The Nationals called up left-hander Sammy Solis out of unexpected and unwanted necessity on April 29. Injuries had pummeled their pitching staff, so much so that by the time Solis made his major league debut a few days later, he was the fifth pitcher to do so for the Nationals this season. Solis had been pitching at extended spring training, then at Class AA Harrisburg as a recently converted reliever. “Recently” is a bit of an understatement, actually: Solis’s professional regular season relief experience consisted of three games, four innings, of AA work.

But as a left-hander who throws mid-90s with a solid secondary arsenal, that Solis’s stuff could play in the majors was not the concern. Whether or not Solis could make the massive leap from Class AA to the big leagues in a new, often pressure-filled role? That certainly seemed a more reasonable question.

Solis has answered it, forcefully but politely. He has not allowed a run in his first six big league innings and Sunday, pitched a scoreless eighth inning to earn his first major league win.

“This guy, impress me a lot,” Nationals catcher Wilson Ramos said. “He’s one of the guys being here doing his job really good.
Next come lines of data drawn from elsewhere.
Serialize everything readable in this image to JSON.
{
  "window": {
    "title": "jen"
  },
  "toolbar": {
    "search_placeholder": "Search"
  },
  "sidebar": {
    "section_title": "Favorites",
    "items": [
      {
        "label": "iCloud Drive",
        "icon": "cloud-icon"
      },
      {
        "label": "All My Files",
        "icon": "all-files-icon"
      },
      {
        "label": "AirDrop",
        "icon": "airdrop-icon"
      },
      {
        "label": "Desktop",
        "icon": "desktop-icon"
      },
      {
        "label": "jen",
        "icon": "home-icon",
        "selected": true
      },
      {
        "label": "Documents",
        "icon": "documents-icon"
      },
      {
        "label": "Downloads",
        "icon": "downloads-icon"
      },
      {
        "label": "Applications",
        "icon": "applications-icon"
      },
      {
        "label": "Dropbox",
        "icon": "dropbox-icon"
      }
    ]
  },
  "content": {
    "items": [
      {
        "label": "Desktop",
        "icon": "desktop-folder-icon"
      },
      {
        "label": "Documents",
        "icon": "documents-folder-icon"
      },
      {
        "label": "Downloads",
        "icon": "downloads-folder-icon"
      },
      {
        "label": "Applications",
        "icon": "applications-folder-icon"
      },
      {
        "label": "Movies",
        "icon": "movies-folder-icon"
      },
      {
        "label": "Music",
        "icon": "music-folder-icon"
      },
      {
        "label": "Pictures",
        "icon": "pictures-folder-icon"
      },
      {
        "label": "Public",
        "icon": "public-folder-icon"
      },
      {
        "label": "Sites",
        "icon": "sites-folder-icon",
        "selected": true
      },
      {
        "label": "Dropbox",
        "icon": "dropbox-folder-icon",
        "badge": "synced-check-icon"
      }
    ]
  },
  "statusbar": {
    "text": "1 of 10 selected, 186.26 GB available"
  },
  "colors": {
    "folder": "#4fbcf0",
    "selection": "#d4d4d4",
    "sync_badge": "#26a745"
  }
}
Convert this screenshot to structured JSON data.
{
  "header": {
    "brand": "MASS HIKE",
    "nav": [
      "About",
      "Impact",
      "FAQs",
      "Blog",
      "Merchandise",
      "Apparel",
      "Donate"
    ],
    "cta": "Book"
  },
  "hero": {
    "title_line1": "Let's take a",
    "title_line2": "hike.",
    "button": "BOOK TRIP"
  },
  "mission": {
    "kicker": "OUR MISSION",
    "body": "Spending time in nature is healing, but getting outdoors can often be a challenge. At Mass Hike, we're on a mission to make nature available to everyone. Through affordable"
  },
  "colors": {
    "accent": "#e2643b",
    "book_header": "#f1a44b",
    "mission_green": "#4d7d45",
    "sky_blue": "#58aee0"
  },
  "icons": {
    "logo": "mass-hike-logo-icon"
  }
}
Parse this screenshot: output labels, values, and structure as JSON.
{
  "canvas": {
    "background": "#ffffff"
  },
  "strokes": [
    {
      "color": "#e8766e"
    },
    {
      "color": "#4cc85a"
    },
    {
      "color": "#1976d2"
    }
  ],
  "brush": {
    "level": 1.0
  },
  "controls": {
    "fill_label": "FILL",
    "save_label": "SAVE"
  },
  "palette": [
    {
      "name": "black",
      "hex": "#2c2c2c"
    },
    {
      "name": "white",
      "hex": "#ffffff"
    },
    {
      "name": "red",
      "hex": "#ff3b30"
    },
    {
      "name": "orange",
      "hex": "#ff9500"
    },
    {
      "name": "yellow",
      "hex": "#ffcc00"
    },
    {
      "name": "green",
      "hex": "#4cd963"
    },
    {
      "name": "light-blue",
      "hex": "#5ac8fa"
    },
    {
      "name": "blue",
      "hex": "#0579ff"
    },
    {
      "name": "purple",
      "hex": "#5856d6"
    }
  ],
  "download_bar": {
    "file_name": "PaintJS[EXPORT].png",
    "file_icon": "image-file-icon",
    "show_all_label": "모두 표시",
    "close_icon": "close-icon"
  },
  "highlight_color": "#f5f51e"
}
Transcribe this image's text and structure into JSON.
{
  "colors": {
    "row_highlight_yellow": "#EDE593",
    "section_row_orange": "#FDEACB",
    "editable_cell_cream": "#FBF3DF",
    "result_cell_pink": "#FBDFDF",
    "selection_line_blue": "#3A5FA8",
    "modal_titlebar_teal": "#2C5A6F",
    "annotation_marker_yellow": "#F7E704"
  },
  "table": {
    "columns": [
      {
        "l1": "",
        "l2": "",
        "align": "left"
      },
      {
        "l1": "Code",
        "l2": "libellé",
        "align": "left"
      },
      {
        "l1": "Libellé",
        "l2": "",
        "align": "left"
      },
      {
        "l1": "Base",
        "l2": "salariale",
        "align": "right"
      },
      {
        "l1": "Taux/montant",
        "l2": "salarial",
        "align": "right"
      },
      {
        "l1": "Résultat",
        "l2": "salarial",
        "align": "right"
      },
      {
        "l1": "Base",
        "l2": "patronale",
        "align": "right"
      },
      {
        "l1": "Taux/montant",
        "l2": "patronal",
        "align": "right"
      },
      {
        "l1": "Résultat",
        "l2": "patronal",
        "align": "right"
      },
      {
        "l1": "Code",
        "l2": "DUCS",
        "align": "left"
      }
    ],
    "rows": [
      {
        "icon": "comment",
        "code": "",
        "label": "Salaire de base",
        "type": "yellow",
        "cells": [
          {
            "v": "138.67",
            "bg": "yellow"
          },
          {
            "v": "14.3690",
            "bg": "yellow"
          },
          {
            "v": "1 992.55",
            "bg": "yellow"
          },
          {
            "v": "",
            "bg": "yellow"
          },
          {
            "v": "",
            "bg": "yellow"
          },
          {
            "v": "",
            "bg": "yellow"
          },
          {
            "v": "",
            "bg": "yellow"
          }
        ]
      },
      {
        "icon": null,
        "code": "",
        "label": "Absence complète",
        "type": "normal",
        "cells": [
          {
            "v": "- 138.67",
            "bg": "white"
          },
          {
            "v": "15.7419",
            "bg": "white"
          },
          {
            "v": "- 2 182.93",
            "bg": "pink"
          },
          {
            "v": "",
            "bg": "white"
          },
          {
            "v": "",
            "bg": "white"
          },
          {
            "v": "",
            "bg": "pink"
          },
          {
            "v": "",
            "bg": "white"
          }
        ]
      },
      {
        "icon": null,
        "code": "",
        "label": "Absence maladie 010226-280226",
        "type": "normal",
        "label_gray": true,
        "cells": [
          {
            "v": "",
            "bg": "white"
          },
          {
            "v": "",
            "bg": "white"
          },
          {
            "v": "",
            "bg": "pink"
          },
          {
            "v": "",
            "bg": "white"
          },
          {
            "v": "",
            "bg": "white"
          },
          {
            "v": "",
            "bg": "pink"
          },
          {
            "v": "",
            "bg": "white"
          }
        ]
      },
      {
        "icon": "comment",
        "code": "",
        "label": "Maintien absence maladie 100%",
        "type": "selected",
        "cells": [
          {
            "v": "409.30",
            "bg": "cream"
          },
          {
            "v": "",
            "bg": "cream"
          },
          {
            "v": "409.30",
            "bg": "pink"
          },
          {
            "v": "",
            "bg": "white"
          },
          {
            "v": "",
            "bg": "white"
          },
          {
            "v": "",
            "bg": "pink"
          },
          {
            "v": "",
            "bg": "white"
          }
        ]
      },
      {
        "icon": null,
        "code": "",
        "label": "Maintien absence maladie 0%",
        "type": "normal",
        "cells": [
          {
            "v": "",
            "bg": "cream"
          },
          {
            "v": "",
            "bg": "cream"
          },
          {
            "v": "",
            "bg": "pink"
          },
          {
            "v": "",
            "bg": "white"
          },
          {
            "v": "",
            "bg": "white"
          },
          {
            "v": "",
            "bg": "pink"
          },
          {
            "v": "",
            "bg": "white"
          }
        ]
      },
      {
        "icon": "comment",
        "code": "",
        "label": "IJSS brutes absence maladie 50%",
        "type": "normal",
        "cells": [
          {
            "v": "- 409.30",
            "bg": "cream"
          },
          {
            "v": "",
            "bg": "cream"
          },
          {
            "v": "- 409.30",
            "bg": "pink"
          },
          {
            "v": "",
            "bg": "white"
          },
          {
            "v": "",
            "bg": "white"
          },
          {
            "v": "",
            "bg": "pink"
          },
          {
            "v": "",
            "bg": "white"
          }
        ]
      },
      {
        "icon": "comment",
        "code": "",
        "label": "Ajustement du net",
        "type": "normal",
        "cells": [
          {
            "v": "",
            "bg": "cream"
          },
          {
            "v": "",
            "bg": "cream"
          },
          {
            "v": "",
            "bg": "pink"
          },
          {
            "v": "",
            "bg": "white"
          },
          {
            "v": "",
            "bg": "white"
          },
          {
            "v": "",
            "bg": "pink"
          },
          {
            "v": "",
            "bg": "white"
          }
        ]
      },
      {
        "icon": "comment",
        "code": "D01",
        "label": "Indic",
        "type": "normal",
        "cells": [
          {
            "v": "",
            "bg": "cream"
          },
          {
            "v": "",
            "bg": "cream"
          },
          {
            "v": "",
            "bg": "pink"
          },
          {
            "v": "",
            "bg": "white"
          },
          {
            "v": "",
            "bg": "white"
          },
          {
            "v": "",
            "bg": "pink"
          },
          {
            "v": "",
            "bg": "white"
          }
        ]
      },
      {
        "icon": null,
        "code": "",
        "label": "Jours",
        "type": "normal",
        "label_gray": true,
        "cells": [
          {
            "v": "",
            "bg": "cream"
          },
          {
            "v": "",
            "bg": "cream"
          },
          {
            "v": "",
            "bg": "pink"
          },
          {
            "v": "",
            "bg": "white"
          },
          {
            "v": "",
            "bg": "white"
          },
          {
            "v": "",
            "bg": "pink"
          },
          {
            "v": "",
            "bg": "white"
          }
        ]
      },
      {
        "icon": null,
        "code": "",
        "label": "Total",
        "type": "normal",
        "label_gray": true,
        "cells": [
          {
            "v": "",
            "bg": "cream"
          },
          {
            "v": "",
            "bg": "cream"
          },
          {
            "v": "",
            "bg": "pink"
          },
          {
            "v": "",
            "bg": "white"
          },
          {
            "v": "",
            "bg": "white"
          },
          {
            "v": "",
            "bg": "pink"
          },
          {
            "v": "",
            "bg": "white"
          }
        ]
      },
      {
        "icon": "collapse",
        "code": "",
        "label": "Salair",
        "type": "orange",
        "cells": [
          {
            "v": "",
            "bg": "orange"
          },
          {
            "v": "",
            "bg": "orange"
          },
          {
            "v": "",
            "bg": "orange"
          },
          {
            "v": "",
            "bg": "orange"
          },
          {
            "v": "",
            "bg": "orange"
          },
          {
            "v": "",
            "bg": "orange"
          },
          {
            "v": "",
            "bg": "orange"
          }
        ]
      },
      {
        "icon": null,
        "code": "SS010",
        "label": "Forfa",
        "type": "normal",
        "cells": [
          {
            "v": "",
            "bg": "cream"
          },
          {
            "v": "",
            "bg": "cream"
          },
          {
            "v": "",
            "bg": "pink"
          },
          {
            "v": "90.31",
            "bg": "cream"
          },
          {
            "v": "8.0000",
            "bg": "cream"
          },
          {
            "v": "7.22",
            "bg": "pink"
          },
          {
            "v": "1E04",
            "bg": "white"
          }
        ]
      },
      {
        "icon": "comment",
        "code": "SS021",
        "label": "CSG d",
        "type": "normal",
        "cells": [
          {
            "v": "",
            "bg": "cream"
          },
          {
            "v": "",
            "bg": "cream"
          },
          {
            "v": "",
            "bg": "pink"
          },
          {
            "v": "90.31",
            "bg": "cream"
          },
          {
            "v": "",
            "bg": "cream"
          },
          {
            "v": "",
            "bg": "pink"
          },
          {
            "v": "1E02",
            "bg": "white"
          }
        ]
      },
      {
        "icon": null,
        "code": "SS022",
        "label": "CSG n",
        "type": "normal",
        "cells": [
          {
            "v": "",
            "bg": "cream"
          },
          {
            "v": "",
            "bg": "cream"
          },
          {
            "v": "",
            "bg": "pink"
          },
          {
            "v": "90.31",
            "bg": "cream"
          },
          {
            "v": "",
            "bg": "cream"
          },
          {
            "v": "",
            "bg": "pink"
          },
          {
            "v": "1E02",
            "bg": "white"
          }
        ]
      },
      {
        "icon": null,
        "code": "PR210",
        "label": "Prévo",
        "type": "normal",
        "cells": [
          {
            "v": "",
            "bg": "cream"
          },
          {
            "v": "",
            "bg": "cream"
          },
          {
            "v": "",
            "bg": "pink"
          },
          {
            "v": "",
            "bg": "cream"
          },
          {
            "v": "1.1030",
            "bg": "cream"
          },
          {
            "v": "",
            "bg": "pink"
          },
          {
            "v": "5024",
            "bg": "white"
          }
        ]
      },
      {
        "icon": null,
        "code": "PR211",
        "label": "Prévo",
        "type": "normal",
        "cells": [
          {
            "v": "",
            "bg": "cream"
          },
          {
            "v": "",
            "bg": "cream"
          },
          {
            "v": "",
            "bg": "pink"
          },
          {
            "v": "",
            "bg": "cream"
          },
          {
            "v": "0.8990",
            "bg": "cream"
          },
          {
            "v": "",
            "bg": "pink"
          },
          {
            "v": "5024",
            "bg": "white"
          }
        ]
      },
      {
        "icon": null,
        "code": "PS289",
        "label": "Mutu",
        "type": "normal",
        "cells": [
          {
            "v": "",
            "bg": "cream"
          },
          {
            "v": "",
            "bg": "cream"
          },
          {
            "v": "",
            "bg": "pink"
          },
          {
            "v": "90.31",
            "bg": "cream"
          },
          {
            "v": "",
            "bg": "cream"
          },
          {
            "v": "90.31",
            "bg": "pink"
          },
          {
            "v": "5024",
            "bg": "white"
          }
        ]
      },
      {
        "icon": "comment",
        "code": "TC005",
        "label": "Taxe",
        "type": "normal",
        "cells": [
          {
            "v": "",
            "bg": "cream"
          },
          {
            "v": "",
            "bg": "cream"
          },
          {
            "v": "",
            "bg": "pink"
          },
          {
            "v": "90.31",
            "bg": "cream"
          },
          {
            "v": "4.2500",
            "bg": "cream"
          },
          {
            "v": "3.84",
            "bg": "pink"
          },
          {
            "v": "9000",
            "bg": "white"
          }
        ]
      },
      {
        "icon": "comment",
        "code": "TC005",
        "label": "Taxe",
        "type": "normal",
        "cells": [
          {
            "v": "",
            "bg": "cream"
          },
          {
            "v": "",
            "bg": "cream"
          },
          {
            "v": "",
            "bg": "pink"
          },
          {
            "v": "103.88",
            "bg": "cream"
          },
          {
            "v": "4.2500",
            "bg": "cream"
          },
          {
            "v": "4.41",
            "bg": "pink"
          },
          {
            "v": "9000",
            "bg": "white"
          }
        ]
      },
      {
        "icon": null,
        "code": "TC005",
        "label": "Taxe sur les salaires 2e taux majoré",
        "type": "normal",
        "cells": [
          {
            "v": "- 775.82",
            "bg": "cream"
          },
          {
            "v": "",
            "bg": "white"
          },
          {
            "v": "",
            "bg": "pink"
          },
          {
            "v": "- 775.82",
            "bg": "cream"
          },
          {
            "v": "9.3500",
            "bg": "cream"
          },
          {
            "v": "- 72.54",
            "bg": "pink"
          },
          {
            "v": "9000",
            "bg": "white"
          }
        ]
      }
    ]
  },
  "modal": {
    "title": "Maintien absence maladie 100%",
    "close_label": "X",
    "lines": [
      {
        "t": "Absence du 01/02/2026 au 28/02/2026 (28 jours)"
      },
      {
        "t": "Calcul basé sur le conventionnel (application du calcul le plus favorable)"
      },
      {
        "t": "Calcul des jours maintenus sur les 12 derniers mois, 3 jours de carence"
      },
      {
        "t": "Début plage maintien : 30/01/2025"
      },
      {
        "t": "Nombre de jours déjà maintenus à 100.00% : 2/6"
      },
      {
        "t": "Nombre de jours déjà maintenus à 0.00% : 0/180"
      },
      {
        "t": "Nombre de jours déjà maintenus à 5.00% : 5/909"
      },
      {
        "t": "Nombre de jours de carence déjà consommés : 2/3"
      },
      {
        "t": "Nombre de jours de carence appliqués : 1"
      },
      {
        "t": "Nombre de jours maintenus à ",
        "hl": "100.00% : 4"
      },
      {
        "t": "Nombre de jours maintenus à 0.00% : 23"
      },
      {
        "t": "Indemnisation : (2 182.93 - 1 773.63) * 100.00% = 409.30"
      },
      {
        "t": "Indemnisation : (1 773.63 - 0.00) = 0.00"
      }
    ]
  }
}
To me, that guy will help the team a lot. He look like he got a lot of experience in the big leagues. He’s doing a really good job, so I’m very happy for him.”

If Solis had waited one more day, he would have had dozens of family and friends in the stands to see the win, though general consensus is to take things like first major league wins whenever you can get them. The Nationals flew to Arizona after Sunday’s game to play the Diamondbacks. The Diamondbacks drafted Solis — who did not sign with them and went to the University of San Diego instead — out of Agua Fria High in Avondale, Ariz., about 19 miles from Chase Field. Solis estimates he’ll have 30 family members and dozens of friends at this week’s games. When Solis was called up in late April, his family took an overnight flight from Phoenix to Atlanta as soon as they heard he would be in uniform there.

But despite all the pleasant chaos that comes with an unexpected major league arrival, Solis has stayed steady. He looks at ease in the clubhouse, at ease on the mound, smiling with teammates at his locker, stoic but forceful on the rubber. Solis has pitched like a veteran, too. He did so again Saturday, fulfilling what eventually became set-up duties in the eighth.

“He’s fearless,” Nationals closer Drew Storen said. “He really doesn’t care, which is a good thing. He goes in there and sticks to his game plan. He’s fitting in well. There’s no deer in the headlights look from him every time the phone rings. He’s ready to go out there and battle.”

Solis came up as a starter, but injuries derailed him again and again, so the Nationals decided to move him to the bullpen before this season in the hopes that his body, stuff, and mentality would fit well there. So far, they have. The Nationals probably did not envision Solis’s first major league win coming after an inning of relief when they drafted him in the second round in 2010. They probably did not envision they would have a starting rotation like this one, either. Steady arms in the bullpen are crucial for the Nationals these days. So far, Solis has been just that.

IN THE POST

The Nationals swept the Braves with a 5-4 win Sunday, sparked by the steady hitting of catcher Wilson Ramos.

IN THE JOURNAL

NATIONALS MINOR LEAGUES

Durham 5, Syracuse 1: A.J. Cole took the loss for the Chiefs, allowing three runs on three hits in six innings. Manny Burriss was 2 for 4 and catcher Steve LeRud was 2 for 3 in the loss.

Altoona 7, Harrisburg 4: Starter Austin Voth gave up two earned runs in four innings and Bryan Harper pitched 1 1/3 innings of scoreless relief for the Senators, who got two hits from Wilmer Difo — both doubles — three from Kevin Keyes, and two from Tony Renda.

Potomac 4, Frederick 3:  Though Casey Janssen allowed three runs in his one inning of rehab work, the Nationals scored a run in each of the final three innings to earn the win. Drew Ward and Ike Ballou had two hits each, and Brandon Miller homered for the P-Nats.

Hagerstown 2, Greenville 0: Three suns pitchers — Drew Van Order, Connor Bach and David Napoli — combined to shutout Greenville, allowing three hits total. Jeff Gardner and Grant DeBruin droves in runs for the Suns.